The report accuses the Valero Benicia refinery of “more than 120 violation notices since the start of 2007,” based on data from the Bay Area Air Quality Management District. Day said that the company had 109 notices of violations in that period from the district. “Of those, we have settled 23 with the district, and we’re working on settling the remainder now.” He downplayed the seriousness of the violations, stating, “Fewer than 10 percent of them were for events that had an impact on the community. The vast majority of them were for small-term leaks or administrative requirements.”

One violation document from the Bay Area Air Quality Management District, provided by the No on 23 campaign, which was reviewed by The Bay Citizen, showed that in March 2007 the Benicia refinery had failed to replace a filter that removes certain toxic chemicals from the refinery’s emissions. The report characterized it as a cost-cutting move.

Day, the Valero spokesman, disputes that interpretation of that violation. “That is not what happened,” he said, stating instead the filter filled up earlier than expected. “It wasn’t because of any system where we were skipping the change outs or trying to cut costs.”

The report states that Tesoro’s Golden Eagle refinery in Martinez has received more than 200 violation notices since 2006. Among them was a 2007 incident in which employees told inspectors that they could not find the source of the leak of the poisonous gas hydrogen sulfide, according to documents from the Bay Area Air Quality Management District, reviewed by The Bay Citizen and provided by No on 23.

Tesoro's Westfall refused to respond to the specifics of the allegations in the report, but said in an e-mail message: “Tesoro operates all of its refineries, including our two California facilities, with the highest regard for safety and environmental stewardship.

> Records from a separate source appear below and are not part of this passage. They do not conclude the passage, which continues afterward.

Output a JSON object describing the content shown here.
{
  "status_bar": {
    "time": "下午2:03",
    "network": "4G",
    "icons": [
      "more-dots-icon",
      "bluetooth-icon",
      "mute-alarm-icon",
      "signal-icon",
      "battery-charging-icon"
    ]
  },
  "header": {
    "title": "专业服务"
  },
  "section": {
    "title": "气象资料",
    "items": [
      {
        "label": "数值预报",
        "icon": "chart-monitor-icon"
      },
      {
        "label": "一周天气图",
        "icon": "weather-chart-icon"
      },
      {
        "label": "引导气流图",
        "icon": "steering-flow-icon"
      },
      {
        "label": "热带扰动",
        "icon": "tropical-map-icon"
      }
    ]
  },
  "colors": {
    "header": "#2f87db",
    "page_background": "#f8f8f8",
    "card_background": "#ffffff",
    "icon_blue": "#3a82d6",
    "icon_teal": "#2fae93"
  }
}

In Benicia, Mayor Elizabeth Patterson echoed concerns about the Valero refinery’s safety record. “We may not know the individual violations, but we know the cumulative effects of those violations,” said Patterson, reacting to the report. “Benicia has the fourth worst air quality in the Bay Area.”

The city is located downwind from bridge traffic, marine traffic and local refineries, Paterson explained. “While the air pollution is cooking it moves over into our area,” she said. “Valero is part of the soup.”

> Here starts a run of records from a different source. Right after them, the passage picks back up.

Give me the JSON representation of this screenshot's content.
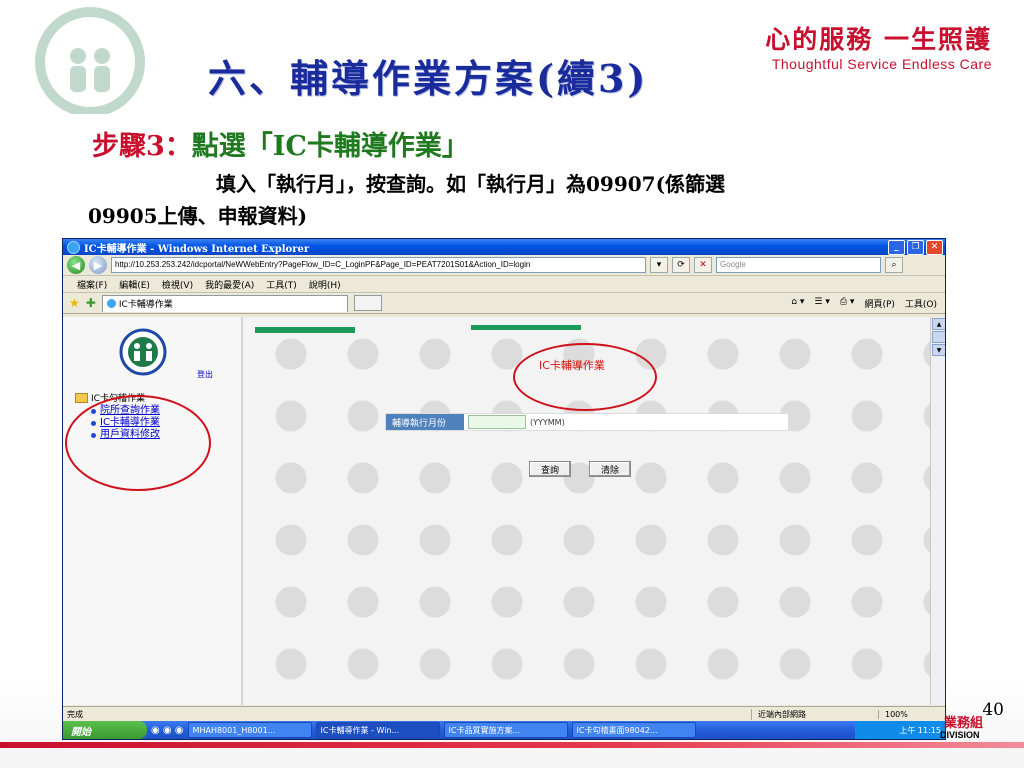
{
  "slide": {
    "slogan_cn": "心的服務 一生照護",
    "slogan_en": "Thoughtful Service Endless Care",
    "title": "六、輔導作業方案(續3)",
    "step_label": "步驟3：",
    "step_name": "點選「IC卡輔導作業」",
    "desc_line1": "填入「執行月」，按查詢。如「執行月」為09907(係篩選",
    "desc_line2": "09905上傳、申報資料)",
    "page_number": "40",
    "footer_cn": "業務組",
    "footer_en": "DIVISION",
    "colors": {
      "title": "#1a2c9b",
      "step_label": "#c8102e",
      "step_name": "#1f7a1f",
      "accent_red": "#c8102e"
    }
  },
  "browser": {
    "title": "IC卡輔導作業 - Windows Internet Explorer",
    "address": "http://10.253.253.242/idcportal/NeWWebEntry?PageFlow_ID=C_LoginPF&Page_ID=PEAT7201S01&Action_ID=login",
    "search_placeholder": "Google",
    "menu": [
      "檔案(F)",
      "編輯(E)",
      "檢視(V)",
      "我的最愛(A)",
      "工具(T)",
      "說明(H)"
    ],
    "tab_label": "IC卡輔導作業",
    "toolbar_right": [
      "網頁(P)",
      "工具(O)"
    ],
    "status_left": "完成",
    "status_zone": "近端內部網路",
    "status_zoom": "100%"
  },
  "sidebar": {
    "logout": "登出",
    "tree_root": "IC卡勾稽作業",
    "items": [
      {
        "label": "院所查詢作業"
      },
      {
        "label": "IC卡輔導作業"
      },
      {
        "label": "用戶資料修改"
      }
    ]
  },
  "form": {
    "title": "IC卡輔導作業",
    "field_label": "輔導執行月份",
    "field_value": "",
    "field_hint": "(YYYMM)",
    "query_button": "查詢",
    "clear_button": "清除"
  },
  "taskbar": {
    "start": "開始",
    "tasks": [
      "MHAH8001_H8001...",
      "IC卡輔導作業 - Win...",
      "IC卡品質實施方案...",
      "IC卡勾稽畫面98042..."
    ],
    "clock": "上午 11:15"
  }
}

On Tuesday night, the Benicia City Council voted 3-2 against adopting a resolution brought by the city’s Community Sustainability Commission opposing Proposition 23. “The council considered the resolution and the majority decided that they shouldn’t be taking action on a statewide ballot initiative,” said Patterson, who was one of two voting in favor of the resolution.

Among those speaking at the meeting against the resolution were representatives from Valero. “The implication is that if you take action against Prop. 23, you’re taking action against the economic engine of the city,” she said.